Ferrucci and rookie teammate Benjamin Pedersen helped put a smile on 88-year-old AJ Foyt’s face in what started as the one of the saddest months of Foyt’s life after his wife of 68 years, Lucy, died.

Foyt returned to the Indianapolis Motor Speedway dealing with grief, but for the past three weeks, he was able to see his racing team return to prominence.

I think he was really proud,” Ferrucci said of Foyt. “There’s truly two people that understood my emotions and felt my emotions on Sunday. A.J. was one, and Michael Cannon (his engineer) was the other.

“If you look at some of the photos from that day, you can kind of see it in my eyes, just — you really have to have it in your hands and then lose it in your hands to kind of understand that feeling of when you work that hard. You have to understand you’re coming from a team with two cars, a budget that’s a quarter of the size of Penske and Ganassi, and that’s all month long. We wanted it probably that much more than everybody else that day.

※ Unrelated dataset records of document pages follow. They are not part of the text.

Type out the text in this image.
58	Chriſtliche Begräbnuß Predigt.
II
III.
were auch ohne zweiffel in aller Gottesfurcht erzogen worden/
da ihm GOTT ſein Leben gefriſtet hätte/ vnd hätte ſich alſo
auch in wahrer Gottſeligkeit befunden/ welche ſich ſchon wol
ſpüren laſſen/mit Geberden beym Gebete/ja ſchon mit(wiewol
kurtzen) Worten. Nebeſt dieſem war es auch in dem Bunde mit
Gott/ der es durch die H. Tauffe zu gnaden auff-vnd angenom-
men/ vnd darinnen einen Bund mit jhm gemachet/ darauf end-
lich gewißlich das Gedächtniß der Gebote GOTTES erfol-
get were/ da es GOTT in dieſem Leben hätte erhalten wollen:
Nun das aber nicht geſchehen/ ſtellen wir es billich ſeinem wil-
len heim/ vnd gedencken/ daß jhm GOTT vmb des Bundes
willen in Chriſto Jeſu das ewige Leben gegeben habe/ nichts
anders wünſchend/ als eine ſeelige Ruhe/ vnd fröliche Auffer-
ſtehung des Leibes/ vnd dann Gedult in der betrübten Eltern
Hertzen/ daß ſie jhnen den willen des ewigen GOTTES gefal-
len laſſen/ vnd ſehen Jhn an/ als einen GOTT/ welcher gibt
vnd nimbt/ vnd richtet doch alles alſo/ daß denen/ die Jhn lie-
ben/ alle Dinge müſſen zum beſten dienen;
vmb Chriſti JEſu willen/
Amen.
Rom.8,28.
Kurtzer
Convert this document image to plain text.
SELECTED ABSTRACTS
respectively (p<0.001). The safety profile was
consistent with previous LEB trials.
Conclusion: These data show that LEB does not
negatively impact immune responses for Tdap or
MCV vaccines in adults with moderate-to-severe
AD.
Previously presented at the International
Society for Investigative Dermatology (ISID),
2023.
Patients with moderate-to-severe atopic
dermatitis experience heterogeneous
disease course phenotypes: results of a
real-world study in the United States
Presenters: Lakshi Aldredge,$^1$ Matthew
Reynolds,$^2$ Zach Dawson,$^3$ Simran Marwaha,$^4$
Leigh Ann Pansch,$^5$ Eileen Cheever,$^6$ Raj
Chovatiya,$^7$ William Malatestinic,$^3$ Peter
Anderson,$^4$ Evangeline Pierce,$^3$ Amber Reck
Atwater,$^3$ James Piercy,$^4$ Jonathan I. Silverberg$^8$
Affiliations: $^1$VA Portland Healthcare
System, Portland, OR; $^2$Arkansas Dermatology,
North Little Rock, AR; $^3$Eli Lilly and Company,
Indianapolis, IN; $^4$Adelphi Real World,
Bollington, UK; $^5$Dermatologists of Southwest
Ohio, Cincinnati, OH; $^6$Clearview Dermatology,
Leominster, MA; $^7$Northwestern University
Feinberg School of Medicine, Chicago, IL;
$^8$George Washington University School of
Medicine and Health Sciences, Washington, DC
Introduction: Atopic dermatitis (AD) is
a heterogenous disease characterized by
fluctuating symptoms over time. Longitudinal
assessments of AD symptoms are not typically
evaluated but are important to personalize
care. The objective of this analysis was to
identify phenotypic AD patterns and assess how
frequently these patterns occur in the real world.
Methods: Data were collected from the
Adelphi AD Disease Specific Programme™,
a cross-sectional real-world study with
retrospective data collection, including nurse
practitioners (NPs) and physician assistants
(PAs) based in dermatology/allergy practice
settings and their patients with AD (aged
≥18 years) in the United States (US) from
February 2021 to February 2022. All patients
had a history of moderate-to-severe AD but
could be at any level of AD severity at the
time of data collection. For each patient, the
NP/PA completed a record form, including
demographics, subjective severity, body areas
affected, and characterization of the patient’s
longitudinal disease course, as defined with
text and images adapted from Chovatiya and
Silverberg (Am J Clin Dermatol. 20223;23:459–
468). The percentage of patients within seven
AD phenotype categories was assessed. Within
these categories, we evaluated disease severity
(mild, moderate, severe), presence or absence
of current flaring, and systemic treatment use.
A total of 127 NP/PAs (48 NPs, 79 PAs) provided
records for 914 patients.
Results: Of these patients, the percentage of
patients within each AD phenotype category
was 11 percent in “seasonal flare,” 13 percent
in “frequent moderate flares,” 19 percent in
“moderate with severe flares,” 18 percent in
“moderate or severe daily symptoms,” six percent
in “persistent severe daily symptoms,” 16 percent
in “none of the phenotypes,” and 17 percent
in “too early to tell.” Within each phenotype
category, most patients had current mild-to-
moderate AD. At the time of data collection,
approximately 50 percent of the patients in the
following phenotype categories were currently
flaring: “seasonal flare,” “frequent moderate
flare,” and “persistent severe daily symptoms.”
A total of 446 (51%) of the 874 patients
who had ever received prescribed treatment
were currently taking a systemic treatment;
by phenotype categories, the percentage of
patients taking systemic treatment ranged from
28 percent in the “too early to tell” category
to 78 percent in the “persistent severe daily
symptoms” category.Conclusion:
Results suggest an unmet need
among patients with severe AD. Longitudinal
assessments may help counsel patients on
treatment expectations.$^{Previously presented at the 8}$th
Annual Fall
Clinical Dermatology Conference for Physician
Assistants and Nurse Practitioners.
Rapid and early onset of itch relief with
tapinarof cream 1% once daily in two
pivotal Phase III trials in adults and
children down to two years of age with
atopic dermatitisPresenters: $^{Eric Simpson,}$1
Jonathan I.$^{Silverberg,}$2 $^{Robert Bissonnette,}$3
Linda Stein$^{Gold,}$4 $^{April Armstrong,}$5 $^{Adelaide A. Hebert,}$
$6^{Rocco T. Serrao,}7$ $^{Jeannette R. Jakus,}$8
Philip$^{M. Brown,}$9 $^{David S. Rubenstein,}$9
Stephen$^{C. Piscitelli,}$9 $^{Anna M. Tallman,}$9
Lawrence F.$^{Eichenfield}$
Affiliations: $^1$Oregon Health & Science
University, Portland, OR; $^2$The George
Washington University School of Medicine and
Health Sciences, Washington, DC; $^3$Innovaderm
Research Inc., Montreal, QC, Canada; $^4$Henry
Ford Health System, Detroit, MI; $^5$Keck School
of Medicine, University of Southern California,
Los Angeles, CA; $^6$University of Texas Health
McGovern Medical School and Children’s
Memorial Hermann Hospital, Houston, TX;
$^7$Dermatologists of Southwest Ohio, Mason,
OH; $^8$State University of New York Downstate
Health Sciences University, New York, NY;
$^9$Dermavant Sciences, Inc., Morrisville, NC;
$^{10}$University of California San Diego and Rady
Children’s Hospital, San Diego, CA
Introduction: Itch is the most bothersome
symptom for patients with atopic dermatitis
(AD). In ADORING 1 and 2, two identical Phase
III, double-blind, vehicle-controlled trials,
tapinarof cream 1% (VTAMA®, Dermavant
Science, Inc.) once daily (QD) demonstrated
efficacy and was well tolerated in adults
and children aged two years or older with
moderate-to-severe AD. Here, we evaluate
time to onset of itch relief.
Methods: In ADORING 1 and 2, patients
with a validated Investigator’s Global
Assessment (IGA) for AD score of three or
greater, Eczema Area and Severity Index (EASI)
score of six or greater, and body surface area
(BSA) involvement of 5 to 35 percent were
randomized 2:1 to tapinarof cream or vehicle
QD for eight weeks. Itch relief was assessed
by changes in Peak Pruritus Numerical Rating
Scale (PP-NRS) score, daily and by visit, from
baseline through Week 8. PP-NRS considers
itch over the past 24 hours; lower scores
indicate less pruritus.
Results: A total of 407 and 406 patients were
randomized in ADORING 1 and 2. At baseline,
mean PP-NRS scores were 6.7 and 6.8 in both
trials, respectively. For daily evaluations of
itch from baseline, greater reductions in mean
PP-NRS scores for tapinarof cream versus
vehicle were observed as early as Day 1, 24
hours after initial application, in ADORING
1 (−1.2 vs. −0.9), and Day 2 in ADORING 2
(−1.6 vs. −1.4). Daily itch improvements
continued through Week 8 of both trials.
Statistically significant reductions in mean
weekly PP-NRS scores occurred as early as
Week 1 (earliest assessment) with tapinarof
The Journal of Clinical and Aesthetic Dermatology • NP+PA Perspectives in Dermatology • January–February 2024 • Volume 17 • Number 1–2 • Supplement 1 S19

“To come up that short, A.J.’s finished second and third on dominant days in the ’70s, and he talked about those races, where we had the car to win. We were by far the best car at the end of that race. Once the Team McLarens were out of it and the 10 car and the 21 had the incident in pit lane, that left us.

“We were the car to win, and yeah, just sitting third knowing there’s nothing you can do, after all that hard work, yeah, it’s a feeling that very few people would understand.

“But he was incredibly proud of I think what the organization accomplished. I’m very proud of Larry and what Larry Foyt has done with the team because Larry has had control of this team since 2007, and to see him get his first podium as a team boss and team owner at the speedway was huge.

“I think everybody was incredibly proud of what we’ve accomplished.”